Farmers’ experience and knowledge can play a crucial role in preventing lameness issues in agreement with previous studies .
As can be seen in Fig 1, the most prevalent clinical conditions are non-infectious, according to hoof disorders in dairy cattle under field conditions . Excluding rare cases of foreign-body perforation of an accidental nature (2%), the most frequent pathologies are abnormal claw growth and tiloma, which account for 60% of the total.
The calculated percentage frequencies were based on the total number of detected pathologies.
Our study found that herds with farmers who have a low concern for foot health have a significantly higher incidence of recurrences. The choice of professionals who performs the therapy is linked to the farmer’s sensitivity, with therapies performed by a veterinarian being more effective and causing fewer recurrences than those performed by breeders or podiatrists. Satisfaction levels were also higher following therapies performed by a veterinarian (Table 5). These findings emphasize the importance of the professional figure in foot health and highlight the economic losses incurred by farmers due to foot pathologies . The presence of these diseases generates an average weight loss per animal of 90 kg, with the farmer estimating an economic loss of 105 euros per animal.

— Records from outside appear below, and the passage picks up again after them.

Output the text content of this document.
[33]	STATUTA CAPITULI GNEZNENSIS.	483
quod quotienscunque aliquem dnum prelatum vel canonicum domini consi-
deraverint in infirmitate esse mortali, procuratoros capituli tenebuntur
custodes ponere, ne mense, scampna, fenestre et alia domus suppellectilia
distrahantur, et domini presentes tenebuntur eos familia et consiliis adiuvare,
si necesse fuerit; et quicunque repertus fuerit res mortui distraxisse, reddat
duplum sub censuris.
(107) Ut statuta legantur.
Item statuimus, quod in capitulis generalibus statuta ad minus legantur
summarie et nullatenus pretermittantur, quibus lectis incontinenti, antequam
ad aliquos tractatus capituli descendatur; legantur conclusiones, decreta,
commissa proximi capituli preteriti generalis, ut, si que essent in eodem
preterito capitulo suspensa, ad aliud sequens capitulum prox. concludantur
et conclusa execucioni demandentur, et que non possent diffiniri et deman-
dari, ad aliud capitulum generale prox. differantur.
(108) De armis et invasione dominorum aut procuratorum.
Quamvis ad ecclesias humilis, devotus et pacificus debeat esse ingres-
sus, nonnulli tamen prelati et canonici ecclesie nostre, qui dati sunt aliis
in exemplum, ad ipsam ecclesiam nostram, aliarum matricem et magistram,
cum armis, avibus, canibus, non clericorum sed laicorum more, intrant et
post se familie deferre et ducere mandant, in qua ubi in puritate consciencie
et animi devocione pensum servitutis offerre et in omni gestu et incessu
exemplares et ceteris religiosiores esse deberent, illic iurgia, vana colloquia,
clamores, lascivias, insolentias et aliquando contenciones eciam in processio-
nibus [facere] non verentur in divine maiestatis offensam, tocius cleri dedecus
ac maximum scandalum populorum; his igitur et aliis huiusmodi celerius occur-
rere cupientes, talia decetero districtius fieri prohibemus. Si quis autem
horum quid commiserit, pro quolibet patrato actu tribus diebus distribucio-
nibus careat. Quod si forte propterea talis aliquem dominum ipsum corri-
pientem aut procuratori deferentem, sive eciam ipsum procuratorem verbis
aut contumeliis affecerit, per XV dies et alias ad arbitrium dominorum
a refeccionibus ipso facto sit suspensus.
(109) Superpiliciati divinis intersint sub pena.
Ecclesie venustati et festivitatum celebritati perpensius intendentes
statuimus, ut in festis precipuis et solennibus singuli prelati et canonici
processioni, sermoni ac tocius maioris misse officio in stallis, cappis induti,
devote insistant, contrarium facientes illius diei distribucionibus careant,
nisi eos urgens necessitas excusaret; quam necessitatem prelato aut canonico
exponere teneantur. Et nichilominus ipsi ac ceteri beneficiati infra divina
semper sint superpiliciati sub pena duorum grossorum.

Considering an average number of animals of 63 with a prevalence of 60.87%, the farmers estimated an average annual farm loss of 4026,55€. These results are slightly lower, but consistent with the scientific evidence. The cost per lameness case in cattle was recently estimated in the United States using dynamic programming to be $177.62, ranging from $120.70 to $216.07 per case depending on the specific type of lameness . Veterinarians seem to play a pivotal role in diagnosing and choosing the appropriate therapy, which can have a significant impact on the economic sustainability of the farm.

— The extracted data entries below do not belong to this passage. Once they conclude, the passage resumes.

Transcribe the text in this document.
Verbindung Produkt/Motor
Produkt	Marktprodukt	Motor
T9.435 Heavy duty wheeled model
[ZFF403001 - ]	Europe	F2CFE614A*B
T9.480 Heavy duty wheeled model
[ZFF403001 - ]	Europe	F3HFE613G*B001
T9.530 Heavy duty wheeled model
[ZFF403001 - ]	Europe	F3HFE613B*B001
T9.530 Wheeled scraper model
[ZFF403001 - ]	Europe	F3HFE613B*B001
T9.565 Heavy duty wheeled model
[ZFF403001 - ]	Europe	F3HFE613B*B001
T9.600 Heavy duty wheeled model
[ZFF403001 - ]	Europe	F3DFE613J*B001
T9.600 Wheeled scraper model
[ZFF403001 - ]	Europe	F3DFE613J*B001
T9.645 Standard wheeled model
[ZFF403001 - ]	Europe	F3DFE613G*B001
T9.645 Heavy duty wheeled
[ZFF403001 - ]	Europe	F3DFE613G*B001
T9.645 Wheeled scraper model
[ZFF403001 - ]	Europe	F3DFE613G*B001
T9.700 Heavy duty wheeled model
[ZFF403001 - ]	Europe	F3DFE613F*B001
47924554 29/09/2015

This study emphasizes the importance of knowledge regarding foot diseases in the cow-calf line for the management of extensive farming systems. The study found a strong association between breed, country of origin of animals, and lameness issues in cows. Farmers should genetically select animals facing extensive breeding and rougher environments and evaluate the origin of bulls used for breeding when selecting cows to avoid lameness issues. The study also found that the farmer’s age and experience could play a crucial role in preventing lameness issues. No association was found between feed ration and disease incidence and recurrence. Furthermore, poor effect of solil on podalic diseases and recurrences was found. Continuous research and monitoring of cow-calf line management and health is needed to improve animal welfare, productivity, and profitability.